König Abdullah empfindet „Schock und Schmerz“
Die angebliche Verschwörung in Jordanien hat das Ansehen des arabischen Schlüsselstaats beschädigt
„Wo sind unsere Brüder, wo ist Hamsa“, skandierten vorgestern einige hundert Angehörige der AlMajali in der südjordanischen Stadt Karak. Zusammen mit ihren in Burkas gehüllten Frauen blockierten sie den berühmten „Kings Highway“, der das Tote mit dem Roten Meer verbindet. Zwei prominente Scheichs des einflussreichen Beduinenstammes waren am Samstag im Basar der historischen Kreuzritterstadt verhaftet worden.

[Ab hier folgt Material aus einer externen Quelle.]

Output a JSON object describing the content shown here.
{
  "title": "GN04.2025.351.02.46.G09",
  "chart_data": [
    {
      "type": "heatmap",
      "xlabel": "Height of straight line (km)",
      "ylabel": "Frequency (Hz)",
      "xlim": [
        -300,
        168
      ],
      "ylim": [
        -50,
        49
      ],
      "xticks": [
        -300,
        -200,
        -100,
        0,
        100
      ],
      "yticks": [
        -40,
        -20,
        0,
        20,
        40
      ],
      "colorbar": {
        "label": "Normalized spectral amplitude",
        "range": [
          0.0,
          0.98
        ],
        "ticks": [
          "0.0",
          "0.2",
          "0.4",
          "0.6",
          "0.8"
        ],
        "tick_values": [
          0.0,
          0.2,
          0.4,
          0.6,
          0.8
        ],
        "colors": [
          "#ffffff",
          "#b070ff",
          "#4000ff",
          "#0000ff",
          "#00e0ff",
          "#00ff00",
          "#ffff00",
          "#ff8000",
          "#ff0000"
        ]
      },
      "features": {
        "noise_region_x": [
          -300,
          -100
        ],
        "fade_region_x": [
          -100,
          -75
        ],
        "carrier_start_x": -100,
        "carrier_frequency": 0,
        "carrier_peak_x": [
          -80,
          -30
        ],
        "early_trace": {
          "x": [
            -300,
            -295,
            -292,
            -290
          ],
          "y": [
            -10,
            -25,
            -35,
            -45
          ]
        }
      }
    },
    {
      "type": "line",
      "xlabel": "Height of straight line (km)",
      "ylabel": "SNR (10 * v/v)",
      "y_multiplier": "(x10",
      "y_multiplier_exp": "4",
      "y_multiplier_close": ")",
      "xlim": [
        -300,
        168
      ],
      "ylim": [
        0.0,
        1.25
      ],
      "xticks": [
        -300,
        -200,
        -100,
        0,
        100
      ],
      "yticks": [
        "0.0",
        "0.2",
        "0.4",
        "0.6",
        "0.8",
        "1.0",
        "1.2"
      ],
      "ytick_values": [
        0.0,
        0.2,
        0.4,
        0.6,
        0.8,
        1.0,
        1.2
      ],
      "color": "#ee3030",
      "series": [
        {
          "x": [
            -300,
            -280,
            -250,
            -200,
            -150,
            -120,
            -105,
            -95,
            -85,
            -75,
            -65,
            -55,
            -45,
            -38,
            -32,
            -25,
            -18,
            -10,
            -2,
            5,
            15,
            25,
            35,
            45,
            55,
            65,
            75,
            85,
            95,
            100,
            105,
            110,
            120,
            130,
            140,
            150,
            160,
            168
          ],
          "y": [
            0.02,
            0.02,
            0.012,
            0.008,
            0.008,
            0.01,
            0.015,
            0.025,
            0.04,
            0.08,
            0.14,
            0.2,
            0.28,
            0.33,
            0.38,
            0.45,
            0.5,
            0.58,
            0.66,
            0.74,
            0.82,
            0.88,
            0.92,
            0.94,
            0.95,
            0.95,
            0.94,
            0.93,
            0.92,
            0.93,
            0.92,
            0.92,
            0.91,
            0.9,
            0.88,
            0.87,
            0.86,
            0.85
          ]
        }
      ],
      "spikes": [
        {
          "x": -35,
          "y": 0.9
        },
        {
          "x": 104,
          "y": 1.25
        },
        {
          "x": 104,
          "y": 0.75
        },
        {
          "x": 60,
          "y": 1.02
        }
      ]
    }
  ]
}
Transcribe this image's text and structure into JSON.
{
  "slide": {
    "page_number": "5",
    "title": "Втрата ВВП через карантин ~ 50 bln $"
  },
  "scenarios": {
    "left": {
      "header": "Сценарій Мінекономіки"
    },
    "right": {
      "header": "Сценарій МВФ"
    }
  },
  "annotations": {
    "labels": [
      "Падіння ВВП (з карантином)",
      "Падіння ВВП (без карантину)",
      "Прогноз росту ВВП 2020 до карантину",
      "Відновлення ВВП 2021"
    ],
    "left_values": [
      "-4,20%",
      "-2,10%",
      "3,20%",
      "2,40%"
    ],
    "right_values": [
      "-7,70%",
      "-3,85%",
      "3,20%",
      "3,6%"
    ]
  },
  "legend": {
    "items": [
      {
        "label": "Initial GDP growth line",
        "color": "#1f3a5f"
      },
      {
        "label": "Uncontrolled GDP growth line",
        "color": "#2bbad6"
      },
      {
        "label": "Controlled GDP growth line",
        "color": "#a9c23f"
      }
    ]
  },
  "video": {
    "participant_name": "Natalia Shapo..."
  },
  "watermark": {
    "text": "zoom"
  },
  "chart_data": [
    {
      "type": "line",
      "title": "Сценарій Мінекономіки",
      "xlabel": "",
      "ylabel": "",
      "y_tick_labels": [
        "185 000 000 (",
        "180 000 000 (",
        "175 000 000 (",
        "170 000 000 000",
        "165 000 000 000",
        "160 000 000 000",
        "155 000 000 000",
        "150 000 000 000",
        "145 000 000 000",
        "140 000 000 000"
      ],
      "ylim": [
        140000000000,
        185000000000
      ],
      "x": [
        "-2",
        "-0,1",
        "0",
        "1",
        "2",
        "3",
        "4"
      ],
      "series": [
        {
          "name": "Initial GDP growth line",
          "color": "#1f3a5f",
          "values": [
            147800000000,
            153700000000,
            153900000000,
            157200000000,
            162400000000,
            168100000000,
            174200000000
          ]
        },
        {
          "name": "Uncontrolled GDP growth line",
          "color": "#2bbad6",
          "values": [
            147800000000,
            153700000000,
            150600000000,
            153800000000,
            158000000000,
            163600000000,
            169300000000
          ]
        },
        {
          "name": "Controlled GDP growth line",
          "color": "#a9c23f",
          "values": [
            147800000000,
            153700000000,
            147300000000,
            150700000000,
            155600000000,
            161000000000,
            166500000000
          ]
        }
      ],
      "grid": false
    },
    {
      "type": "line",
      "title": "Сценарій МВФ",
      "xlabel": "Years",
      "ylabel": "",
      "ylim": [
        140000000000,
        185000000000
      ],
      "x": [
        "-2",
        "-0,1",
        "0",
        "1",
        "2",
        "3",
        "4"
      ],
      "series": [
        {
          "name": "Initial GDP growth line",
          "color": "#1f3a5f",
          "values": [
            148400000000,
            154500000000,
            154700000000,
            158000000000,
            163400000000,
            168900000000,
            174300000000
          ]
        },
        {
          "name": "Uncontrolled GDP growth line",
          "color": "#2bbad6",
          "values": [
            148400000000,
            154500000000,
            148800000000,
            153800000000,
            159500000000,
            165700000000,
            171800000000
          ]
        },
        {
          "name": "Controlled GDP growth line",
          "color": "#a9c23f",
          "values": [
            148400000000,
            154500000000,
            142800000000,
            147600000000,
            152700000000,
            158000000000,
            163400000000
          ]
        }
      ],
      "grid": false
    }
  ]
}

„Sie überfielen unsere Häuser und verletzten damit unsere Stammestradition“, empörte sich Samar al-Majali im Gespräch mit dem Fernsehsender Al Dschasira. Er bestritt, dass seine Männer „ein Komplott gegen das Königreich“geschmiedet hätten, wie dies am vergangenen Wochenende die jordanische Regierung behauptet hatte. Mutmaßlicher Anführer der Putschisten soll kein Geringerer als Hamsa bin Hussein, der Lieblingssohn des 1999 verstorbenen König
Hussein, gewesen. Auch Hamsa hatte in mehreren Videobotschaften, in denen er den Herrschenden Korruption und Vetternwirtschaft vorwarf, jegliche Umsturzabsichten energisch bestritten.
Zwei Tage später wurde vom Hof eine schriftliche Erklärung veröffentlicht, in der der Prinz dem jordanischen König Abdullah, der auch sein Halbbruder ist, demütig seine Loyalität versicherte. Gehört oder gesehen wurde er danach nicht mehr: Seit seinem heimlich aufgezeichneten Streit mit dem jordanischen Armeechef Jussef Huneiti ist Hamsa von der Bildfläche verschwunden.
Unter dem Hashtag „WhereisHamza“haben seine Anhänger in den sozialen Medien eine Kampagne zu seiner Freilassung gestartet. In teils hoch emotionalen Tweets erinnern sie daran, dass König Hussein auf seinem Sterbebett Hamsa als Kronprinzen bestimmt habe. Seine fünf Jahre später erfolgte Absetzung durch König Abdullah sei „illegal“gewesen.
Der erklärte vorgestern– par ordre du mufti – die politische Krise für beendet. „Ich versichere Ihnen, dass der Aufstand vorbei ist“, heißt es in Abdullahs Erklärung, welche der Monarch von einem Sprecher verlesen ließ. „Der versuchte Aufruhr“, der nun begraben sei, habe ihm „Schock, Wut und Schmerz“bereitet. „Die Herausforderung der vergangenen Tage war nicht die gefährlichste für die Stabilität unser Nation, wohl aber die schmerzhafteste, weil diejenigen, die an dem Aufruhr beteiligt waren, aus unserem eigenen Haus sowie von außerhalb kamen“, ließ Abdullah seine Untertanen wissen.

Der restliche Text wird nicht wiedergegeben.